Re: [PATCH RFC 1/1] kernel/cpu: to track which CPUHP callback is failed

From: Dongli Zhang
Date: Wed Apr 07 2021 - 18:14:43 EST




On 4/6/21 9:10 AM, Qais Yousef wrote:
> On 04/05/21 14:22, Dongli Zhang wrote:
>> May I have if there is any feedback on this? To pr_err_once() here helps narrow
>> down what is the root cause of cpu online failure.
>>
>>
>> The issue fixed by d7eb79c6290c ("KVM: kvmclock: Fix vCPUs > 64 can't be
>> online/hotpluged") is able to demonstrate how this pr_err_once() helps.
>>
>> Due to VM kernel issue, at most 64 VCPUs can online if host clocksource is
>> switched to hpet.
>>
>> # echo hpet > /sys/devices/system/clocksource/clocksource0/current_clocksource
>>
>>
>> By default, we have no idea why only 64 out of 100 VCPUs are online in VM. We
>> need to customize kernel to debug why some CPUs are not able to online.
>>
>>
>> We will have below and know the root cause is with kvmclock, if we add the
>> pr_err_once().
>
> Isn't pr_debug() more appropriate here? Don't you want one on the
> cpuhp_down_callbacks() too?

I will add one to cpuhp_down_callbacks() as well. Thank you very much for the
suggestion.

>
> I *think* it's common now to have CONFIG_DYNAMIC_DEBUG enabled so one can
> enable that line when they need to
>
> https://www.kernel.org/doc/html/latest/admin-guide/dynamic-debug-howto.html
>
> I can see the appeal of pr_err_once() but I think this can fail for legitimate
> reasons and is not necessarily strictly always an error?
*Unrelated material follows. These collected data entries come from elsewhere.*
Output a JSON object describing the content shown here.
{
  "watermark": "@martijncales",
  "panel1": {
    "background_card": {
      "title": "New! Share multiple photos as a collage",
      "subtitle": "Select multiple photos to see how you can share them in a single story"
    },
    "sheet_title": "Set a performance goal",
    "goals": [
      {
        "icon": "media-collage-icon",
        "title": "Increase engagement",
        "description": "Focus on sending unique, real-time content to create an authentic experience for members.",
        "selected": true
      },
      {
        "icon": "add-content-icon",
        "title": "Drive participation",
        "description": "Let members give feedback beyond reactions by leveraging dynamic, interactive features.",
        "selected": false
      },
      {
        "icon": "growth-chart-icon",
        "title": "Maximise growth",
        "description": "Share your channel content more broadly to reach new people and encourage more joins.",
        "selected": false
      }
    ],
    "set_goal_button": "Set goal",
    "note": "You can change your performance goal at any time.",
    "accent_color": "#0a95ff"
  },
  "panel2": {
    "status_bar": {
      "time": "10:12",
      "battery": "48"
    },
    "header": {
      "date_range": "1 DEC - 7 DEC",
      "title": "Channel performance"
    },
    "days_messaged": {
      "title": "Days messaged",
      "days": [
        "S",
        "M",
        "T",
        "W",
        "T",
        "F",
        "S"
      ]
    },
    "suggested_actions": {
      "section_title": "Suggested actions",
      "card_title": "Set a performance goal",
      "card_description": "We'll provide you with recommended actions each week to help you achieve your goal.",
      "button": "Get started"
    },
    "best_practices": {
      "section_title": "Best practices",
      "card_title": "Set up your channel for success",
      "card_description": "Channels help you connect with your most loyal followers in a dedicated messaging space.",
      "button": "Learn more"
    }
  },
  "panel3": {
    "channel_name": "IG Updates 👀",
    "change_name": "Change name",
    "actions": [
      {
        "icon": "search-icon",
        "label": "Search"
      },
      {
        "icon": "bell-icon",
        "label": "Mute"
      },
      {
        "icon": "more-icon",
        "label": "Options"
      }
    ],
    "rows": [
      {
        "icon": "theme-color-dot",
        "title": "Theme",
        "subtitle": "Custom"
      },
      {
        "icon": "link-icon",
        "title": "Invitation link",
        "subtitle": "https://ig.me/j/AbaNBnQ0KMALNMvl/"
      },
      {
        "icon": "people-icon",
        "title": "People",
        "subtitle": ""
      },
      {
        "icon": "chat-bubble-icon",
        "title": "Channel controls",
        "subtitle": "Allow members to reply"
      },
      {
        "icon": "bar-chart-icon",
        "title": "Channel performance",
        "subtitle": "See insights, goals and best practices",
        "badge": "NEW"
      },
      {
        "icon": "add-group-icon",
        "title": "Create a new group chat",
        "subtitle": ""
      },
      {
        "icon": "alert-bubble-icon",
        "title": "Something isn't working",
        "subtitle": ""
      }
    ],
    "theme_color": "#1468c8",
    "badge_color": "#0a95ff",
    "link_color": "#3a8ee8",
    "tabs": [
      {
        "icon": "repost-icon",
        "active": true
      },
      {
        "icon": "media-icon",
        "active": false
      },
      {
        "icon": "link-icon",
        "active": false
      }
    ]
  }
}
The reason I used pr_err_once() is to remind the sysadmin something bad (maybe
not necessarily strictly as error) used to happen. It is quite helpful for
developer/sysadmin that is not familiar with cpu/smp/bootup/online.

Otherwise, someone will need to manually configure kernel command line with
"loglevel=8 dyndbg="file kernel/cpu.c +p".

The good thing with pr_err_once is it is not based on the assumption that
someone already know the root cause is related to kernel/cpu.c.

The good thing with pr_debug is we will not need to print for at most once.

I will send v2 with pr_debug() and let all maintainers to decide if it is
fine/required to print something here. Some places use WARN_ON_ONCE() for the
return value of cpuhp_invoke_callback(). I prefer to use pr_debug/pr_err to
print extra debug information for cpu online/hotplug case.

Thank you very much!

Dongli Zhang

>
> Thanks
>
> --
> Qais Yousef
>